Non si tratta dell’unico anniversario marconiano, ricorda Barbara Valotti, direttrice del Museo Marconi, che ha sede a Villa Griffone, la casa natale di Marconi sulla Porrettana. «In effetti — racconta — ci stavamo concentrando su altre due date, i 125 anni dai primi esperimenti a Pontecchio e i 100 anni dai primi servizi di broadcast. Dal punto di vista tecnologico quello che fece allora Marconi non era forse così clamoroso, ma anche tra i visitatori del nostro museo è uno degli episodi più noti perché si tratta di una celebrazione perfetta di Marconi, uomo anche di marketing. Un evento che lo aiutò a far conoscere le sue invenzioni e la sua impresa, un grande spettacolo scientifico che riassumeva il meglio del suo trentennio di attività».

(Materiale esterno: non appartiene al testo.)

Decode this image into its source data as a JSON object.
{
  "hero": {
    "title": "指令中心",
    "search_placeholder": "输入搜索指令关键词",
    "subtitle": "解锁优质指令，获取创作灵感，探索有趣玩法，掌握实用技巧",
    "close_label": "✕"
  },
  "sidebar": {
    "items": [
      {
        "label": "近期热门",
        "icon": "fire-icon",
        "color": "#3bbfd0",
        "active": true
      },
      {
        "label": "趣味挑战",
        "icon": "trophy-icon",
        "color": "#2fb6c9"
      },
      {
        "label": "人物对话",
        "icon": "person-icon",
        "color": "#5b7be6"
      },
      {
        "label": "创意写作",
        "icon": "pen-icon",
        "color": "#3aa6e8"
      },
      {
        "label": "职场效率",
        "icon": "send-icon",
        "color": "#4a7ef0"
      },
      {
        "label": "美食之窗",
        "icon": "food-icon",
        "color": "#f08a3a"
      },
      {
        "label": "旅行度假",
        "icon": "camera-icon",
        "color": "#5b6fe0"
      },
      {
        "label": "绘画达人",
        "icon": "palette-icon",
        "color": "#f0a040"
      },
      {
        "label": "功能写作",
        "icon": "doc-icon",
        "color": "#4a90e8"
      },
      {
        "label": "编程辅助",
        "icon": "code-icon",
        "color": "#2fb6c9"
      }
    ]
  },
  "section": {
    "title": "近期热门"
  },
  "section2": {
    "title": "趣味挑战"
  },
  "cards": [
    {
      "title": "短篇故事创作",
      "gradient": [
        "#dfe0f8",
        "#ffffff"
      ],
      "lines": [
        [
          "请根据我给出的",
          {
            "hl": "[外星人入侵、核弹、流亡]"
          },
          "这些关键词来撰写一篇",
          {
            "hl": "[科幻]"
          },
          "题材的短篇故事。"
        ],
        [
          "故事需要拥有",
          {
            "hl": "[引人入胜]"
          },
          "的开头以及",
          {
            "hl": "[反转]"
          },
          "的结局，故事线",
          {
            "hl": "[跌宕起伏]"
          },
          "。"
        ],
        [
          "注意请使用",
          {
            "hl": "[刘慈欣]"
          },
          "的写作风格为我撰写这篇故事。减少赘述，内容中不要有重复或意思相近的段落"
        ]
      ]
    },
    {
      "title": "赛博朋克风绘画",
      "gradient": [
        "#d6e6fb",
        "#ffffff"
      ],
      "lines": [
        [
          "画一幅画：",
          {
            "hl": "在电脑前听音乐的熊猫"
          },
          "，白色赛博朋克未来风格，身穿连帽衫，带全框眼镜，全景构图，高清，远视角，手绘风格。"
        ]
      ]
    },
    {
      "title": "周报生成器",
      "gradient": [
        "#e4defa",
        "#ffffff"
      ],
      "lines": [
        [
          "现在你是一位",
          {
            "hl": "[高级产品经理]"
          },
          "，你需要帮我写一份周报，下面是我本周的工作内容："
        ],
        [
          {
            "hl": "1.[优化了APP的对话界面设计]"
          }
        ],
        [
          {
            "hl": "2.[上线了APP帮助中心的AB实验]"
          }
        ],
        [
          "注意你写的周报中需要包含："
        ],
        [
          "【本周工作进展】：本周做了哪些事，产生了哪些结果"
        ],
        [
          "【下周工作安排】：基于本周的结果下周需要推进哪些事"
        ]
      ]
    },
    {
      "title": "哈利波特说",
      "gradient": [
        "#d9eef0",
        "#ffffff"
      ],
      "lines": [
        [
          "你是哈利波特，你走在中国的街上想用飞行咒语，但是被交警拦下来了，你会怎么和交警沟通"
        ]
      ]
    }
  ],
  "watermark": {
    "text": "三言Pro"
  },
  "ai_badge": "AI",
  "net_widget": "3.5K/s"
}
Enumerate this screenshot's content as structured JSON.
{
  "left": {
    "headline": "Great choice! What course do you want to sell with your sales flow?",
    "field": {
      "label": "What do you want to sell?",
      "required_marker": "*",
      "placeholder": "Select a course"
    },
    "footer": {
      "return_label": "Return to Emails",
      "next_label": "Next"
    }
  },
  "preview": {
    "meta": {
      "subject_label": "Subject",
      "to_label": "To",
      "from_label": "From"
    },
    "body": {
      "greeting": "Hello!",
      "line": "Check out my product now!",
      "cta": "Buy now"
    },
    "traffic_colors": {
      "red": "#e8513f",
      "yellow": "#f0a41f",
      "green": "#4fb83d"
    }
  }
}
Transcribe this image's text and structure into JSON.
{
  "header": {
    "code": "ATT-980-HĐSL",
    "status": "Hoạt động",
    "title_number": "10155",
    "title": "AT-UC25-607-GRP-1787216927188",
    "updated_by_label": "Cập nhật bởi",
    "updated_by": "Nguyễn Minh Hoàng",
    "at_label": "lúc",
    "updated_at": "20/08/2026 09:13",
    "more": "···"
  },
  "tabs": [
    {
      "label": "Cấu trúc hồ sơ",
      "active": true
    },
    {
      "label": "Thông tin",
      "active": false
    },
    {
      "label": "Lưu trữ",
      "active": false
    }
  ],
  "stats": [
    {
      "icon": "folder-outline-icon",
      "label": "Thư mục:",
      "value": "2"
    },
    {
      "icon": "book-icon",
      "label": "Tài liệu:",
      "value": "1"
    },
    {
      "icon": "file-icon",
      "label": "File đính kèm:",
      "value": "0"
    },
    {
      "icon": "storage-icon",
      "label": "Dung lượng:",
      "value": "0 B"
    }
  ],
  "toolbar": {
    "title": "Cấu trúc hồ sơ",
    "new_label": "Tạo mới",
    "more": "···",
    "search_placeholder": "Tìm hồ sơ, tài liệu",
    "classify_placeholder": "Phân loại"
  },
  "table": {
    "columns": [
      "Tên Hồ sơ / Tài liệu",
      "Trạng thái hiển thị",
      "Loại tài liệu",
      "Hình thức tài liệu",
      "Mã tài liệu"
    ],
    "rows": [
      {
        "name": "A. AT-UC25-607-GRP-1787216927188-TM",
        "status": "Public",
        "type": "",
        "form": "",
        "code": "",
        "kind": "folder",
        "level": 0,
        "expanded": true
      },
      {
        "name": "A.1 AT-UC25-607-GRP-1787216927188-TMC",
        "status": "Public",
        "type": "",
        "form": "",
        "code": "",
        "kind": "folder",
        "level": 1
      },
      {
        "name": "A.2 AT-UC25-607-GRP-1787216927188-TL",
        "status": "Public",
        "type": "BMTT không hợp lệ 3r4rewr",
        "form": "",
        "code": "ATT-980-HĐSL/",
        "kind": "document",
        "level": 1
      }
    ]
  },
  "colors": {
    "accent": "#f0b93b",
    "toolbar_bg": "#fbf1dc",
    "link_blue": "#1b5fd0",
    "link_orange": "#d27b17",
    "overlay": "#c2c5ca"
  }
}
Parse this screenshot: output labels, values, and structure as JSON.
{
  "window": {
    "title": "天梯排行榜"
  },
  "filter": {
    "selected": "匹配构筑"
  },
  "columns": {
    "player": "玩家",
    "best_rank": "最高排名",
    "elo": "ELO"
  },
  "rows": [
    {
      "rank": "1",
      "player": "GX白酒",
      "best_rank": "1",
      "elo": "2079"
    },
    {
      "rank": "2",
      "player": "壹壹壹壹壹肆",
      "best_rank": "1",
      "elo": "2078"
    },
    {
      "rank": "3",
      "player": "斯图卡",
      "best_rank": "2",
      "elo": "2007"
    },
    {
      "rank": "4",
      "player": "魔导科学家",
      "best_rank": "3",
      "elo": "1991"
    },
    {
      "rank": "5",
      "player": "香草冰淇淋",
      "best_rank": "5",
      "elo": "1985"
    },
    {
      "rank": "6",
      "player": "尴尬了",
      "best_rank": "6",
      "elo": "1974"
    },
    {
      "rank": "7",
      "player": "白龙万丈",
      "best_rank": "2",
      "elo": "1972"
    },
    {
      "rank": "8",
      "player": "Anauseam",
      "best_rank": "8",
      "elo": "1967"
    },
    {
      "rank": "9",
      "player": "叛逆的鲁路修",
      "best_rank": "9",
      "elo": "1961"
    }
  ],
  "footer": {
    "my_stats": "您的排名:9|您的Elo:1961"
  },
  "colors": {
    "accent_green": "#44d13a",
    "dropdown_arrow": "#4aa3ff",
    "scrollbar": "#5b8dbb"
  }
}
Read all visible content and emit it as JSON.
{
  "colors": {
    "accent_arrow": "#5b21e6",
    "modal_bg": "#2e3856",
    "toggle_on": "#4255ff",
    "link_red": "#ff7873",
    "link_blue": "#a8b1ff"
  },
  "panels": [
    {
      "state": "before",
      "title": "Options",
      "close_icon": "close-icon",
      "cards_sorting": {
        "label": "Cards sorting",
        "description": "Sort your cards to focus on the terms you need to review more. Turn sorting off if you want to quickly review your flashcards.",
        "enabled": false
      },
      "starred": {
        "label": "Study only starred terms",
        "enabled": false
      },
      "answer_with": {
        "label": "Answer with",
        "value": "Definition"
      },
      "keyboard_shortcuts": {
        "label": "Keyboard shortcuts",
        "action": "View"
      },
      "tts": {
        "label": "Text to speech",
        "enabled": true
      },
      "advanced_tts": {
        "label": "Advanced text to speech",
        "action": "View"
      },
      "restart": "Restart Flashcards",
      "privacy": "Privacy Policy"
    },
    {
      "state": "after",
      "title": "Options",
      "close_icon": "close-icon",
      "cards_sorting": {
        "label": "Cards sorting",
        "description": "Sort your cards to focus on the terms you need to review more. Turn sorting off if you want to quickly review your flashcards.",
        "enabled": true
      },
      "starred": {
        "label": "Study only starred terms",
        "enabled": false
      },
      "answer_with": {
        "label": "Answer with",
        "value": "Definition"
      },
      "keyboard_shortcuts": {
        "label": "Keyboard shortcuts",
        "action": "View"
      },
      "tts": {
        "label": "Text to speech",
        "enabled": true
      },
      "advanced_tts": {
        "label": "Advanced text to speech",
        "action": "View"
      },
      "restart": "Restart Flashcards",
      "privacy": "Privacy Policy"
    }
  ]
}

Una vicenda che arriva dritta ai giorni nostri con il wireless degli ultimi vent’anni, oggi così fondamentale anche nel tempo del coronavirus, in cui la comunicazione dipende da tecnologie come lo streaming. Un’eredità scientifica la cui prima scintilla si accese proprio a Pontecchio e forse non è ancora riconosciuta abbastanza. Anche se da quelle stanze, che dal 1999 ospitano l’interattivo museo e da cui venne lanciato il primo segnale radio della storia, negli anni sono passati in tanti a rendere omaggio a Marconi. Da Martin Cooper, a cui si deve la prima chiamata mai fatta con un cellulare, a Vint Cerf, tra i padri di Internet, da Tim Berners Lee, creatore del web, a David Payne, pioniere delle fibre ottiche. In vent’anni il museo è molto cresciuto per quantità e qualità di proposte, ma resta il sospetto che Marconi non sia ancora valorizzato in tutto il suo potenziale. Pur essendo, continua Valotti, «il primo grande innovatore tecnologico del ’900, un visionario, uno sperimentatore, un uomo di impresa».
Anche se Marconi sperimentava in soffitta e non nei garage della Silicon Valley, un antesignano a tutti gli effetti dei guru che hanno segnato il tempo presente, da Steve Jobs a Bill Gates, da Mark Zuckerberg a Larry Page. Con gli stessi rapporti complicati con il mondo accademico, conferma Valotti, «perché a Marconi, che pure collezionò 16 lauree ad honorem, non vennero mai perdonati la macchia di aver creato impresa da subito così come i legami con il fascismo, che a volte hanno fatto dimenticare tutto quello che aveva compiuto negli anni precedenti».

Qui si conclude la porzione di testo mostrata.